Ein häufiger Fehler ist jedoch zu sagen: „Ich kann das nicht ändern, also werde ich nichts tun.“ Das ist nicht das Ziel dieses Modells. Ziel ist es, die Energie auf das zu konzentrieren, was man tun *kann*, und gleichzeitig das zu akzeptieren, was man nicht ändern kann.

Ein weiterer Fehler ist die Überschätzung des eigenen Einflussbereichs. Man mag zwar mehr Einfluss haben, als man dachte, aber man hat noch lange nicht alles unter Kontrolle.

Andererseits besteht ein dritter Fehler darin, das Modell als Ausrede für Passivität zu benutzen. Man sagt: „Das kann ich nicht ändern“, ohne es wirklich zu versuchen. Das führt zu mehr, nicht zu weniger Ohnmacht.

Möchten Sie Ihr Team dabei unterstützen, seinen Einflussbereich zu erweitern? GROW-Modell bietet eine strukturierte Coaching-Methode, die perfekt dazu passt.

Dennoch trainiert er mit Kenneth Smit

Kenneth Smit spricht über den Einflusskreis in der Ausbildung als Wirksamer Einfluss en Zeit- und LebensmanagementIn diesen Schulungen lernen Sie, dieses Modell in praktischen Situationen anzuwenden.

Indem Sie Einblicke in Ihren Einflussbereich gewinnen, erlangen Sie mehr Kontrolle über Ihre Situation und Ihr Leben. Sie fühlen sich stärker, selbstbestimmter und Ihre Effektivität steigt, weil Sie Ihre Energie auf die richtigen Dinge konzentrieren.

Dies ist auch eine der wichtigsten Erkenntnisse, die die Teilnehmer aus der Ausbildung mitnehmen.

Häufig gestellte Fragen zum Einflussbereich

Was ist der Einflussbereich?

Der Einflusskreis ist ein Modell von Stephen Covey, das zwischen beeinflussbaren Dingen und Dingen, über die man sich nur Sorgen macht, unterscheidet.

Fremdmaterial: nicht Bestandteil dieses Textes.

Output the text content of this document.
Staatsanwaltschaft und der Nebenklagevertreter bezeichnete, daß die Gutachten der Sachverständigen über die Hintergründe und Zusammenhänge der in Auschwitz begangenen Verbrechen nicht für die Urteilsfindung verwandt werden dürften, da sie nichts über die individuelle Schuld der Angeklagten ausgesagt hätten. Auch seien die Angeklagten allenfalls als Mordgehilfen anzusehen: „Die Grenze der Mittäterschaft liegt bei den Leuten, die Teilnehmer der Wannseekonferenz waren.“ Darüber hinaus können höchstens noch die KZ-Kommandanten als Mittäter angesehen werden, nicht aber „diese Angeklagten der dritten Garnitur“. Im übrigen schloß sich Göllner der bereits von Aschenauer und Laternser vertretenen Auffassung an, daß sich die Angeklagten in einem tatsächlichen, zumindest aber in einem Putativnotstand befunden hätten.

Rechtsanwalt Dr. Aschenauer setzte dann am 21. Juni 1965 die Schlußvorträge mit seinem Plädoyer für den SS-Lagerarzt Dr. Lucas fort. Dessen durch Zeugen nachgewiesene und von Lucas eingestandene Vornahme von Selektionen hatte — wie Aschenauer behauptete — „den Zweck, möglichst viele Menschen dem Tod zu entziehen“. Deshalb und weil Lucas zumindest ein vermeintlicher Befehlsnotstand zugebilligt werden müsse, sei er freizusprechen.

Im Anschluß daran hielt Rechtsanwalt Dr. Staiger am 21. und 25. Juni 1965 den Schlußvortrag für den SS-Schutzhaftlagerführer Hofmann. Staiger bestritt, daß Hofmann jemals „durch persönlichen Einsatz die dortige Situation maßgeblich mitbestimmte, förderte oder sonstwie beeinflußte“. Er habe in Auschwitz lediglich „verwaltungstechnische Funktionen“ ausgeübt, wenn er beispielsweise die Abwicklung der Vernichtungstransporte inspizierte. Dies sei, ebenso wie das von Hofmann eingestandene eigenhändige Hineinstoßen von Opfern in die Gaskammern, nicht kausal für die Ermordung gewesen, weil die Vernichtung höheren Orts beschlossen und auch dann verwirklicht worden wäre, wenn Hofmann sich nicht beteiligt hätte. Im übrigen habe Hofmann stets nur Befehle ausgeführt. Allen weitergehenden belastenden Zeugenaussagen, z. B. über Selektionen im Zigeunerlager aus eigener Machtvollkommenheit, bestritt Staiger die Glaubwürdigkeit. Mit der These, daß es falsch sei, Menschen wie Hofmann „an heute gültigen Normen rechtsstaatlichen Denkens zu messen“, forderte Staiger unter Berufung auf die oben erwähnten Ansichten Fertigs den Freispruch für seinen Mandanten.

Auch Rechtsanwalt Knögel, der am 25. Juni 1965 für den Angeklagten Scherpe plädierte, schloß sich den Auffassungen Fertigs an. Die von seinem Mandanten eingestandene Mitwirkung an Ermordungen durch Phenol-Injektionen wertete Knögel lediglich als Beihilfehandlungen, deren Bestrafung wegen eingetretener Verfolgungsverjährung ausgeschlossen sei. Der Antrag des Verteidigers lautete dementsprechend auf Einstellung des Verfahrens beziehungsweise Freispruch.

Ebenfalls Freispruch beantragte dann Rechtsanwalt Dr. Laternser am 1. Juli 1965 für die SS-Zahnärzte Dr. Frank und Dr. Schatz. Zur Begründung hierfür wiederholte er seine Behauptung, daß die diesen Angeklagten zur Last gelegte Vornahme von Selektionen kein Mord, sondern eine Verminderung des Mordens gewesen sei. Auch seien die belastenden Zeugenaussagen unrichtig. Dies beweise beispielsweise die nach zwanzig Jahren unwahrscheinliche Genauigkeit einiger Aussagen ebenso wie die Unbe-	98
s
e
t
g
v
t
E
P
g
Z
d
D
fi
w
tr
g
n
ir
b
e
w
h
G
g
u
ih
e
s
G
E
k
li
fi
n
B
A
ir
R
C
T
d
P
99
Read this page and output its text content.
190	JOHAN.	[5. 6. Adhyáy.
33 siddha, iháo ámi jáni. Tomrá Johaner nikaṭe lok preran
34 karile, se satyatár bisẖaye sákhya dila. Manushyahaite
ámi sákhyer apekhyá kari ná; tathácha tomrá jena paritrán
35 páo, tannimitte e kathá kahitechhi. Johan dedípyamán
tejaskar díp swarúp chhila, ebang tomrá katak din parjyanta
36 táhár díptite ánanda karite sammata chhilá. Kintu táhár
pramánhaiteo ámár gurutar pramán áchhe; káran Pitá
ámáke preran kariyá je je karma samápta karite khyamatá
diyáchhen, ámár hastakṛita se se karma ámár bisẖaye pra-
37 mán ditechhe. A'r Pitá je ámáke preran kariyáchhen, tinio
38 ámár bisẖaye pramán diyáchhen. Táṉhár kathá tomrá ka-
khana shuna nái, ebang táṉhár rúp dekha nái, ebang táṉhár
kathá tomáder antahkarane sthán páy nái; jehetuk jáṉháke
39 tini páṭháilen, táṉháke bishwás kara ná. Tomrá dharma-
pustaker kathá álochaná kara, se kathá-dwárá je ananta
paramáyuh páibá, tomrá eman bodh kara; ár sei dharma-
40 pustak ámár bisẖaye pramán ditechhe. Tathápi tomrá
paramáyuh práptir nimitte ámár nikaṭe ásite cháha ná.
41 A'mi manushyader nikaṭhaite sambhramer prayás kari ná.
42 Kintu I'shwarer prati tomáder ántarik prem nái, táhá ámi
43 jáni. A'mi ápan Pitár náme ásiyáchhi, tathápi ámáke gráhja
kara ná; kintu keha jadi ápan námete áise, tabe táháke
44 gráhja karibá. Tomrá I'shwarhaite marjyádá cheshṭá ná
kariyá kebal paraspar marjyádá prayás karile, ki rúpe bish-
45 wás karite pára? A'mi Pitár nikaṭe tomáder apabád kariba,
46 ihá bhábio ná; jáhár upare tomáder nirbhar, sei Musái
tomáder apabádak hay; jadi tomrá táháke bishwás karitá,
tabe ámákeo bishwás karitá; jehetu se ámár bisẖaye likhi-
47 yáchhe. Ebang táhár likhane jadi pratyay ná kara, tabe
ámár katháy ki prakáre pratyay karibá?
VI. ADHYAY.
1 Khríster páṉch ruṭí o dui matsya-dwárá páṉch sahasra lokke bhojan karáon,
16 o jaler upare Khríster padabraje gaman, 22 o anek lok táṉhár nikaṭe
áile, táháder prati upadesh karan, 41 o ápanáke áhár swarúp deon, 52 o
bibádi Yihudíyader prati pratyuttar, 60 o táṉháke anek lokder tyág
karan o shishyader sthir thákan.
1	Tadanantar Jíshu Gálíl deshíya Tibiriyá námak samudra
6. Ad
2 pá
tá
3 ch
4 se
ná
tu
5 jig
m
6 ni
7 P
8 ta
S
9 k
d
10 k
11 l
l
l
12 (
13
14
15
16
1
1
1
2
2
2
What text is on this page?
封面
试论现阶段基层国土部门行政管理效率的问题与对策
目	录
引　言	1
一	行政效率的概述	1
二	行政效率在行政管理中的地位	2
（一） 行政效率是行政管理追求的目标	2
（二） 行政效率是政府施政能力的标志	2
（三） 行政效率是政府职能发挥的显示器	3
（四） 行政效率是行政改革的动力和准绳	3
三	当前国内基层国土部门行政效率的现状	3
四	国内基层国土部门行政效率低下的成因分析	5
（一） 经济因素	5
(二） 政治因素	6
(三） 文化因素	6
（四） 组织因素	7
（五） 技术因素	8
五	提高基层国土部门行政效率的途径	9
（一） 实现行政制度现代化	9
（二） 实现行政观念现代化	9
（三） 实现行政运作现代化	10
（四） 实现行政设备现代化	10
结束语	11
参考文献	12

Indem Sie Ihre Energie auf Ihren Einflusskreis konzentrieren, steigern Sie Ihre Effektivität und reduzieren Stress durch Dinge, die Sie nicht ändern können.

Worin besteht der Unterschied zwischen Einflusskreis und Beteiligungskreis?

Der Kreis der Sorgen umfasst also alles, worüber man sich Gedanken macht: die Wirtschaft, das Wetter, die Politik, das Verhalten anderer. Der Einflussbereich ist kleiner und beinhaltet nur die Dinge, die man tatsächlich beeinflussen kann. Erfolgreiche Menschen konzentrieren sich auf ihren Einfluss, nicht auf ihre Sorgen.

Wie nutzt man als Manager den Einflussbereich?

Als Führungskraft helfen Sie Ihrem Team, sich auf das zu konzentrieren, was es beeinflussen kann. Wenn sich Mitarbeitende über Dinge beschweren, die außerhalb ihrer Kontrolle liegen, fragen Sie: Was können Sie selbst dagegen tun? Das fördert Eigenverantwortung und beugt einer Opfermentalität vor. Es ist auch für Ihre eigene Karriere wertvoll. Zeiteinteilung.

Wie erweitert man seinen Einflussbereich?

Darüber hinaus vergrößert sich Ihr Einflussbereich, wenn Sie proaktiv handeln. Indem Sie Verantwortung übernehmen, Initiative zeigen und Ergebnisse erzielen, gewinnen Sie mehr Vertrauen und Einfluss. Reaktives Verhalten (Beschwerden, Abwarten, Schuldzuweisungen) verkleinert Ihren Einflussbereich hingegen. Daher beginnt alles mit der Entscheidung, proaktiv zu sein.

Aus welchem ​​Buch stammt der Begriff „Einflusskreis“?

Das Konzept des Einflusskreises stammt aus Stephen Coveys Buch „Die 7 Wege zur Effektivität“, genauer gesagt aus dem ersten Weg: proaktiv sein. Das Modell ist eines der am weitesten verbreiteten Konzepte aus diesem Buch und wird weltweit in Management- und Führungskräftetrainings eingesetzt.

Der Einflusskreis ist ein mächtiges Werkzeug für persönliche Effektivität — es hilft Ihnen, sich auf das zu konzentrieren, was Sie *beeinflussen können*.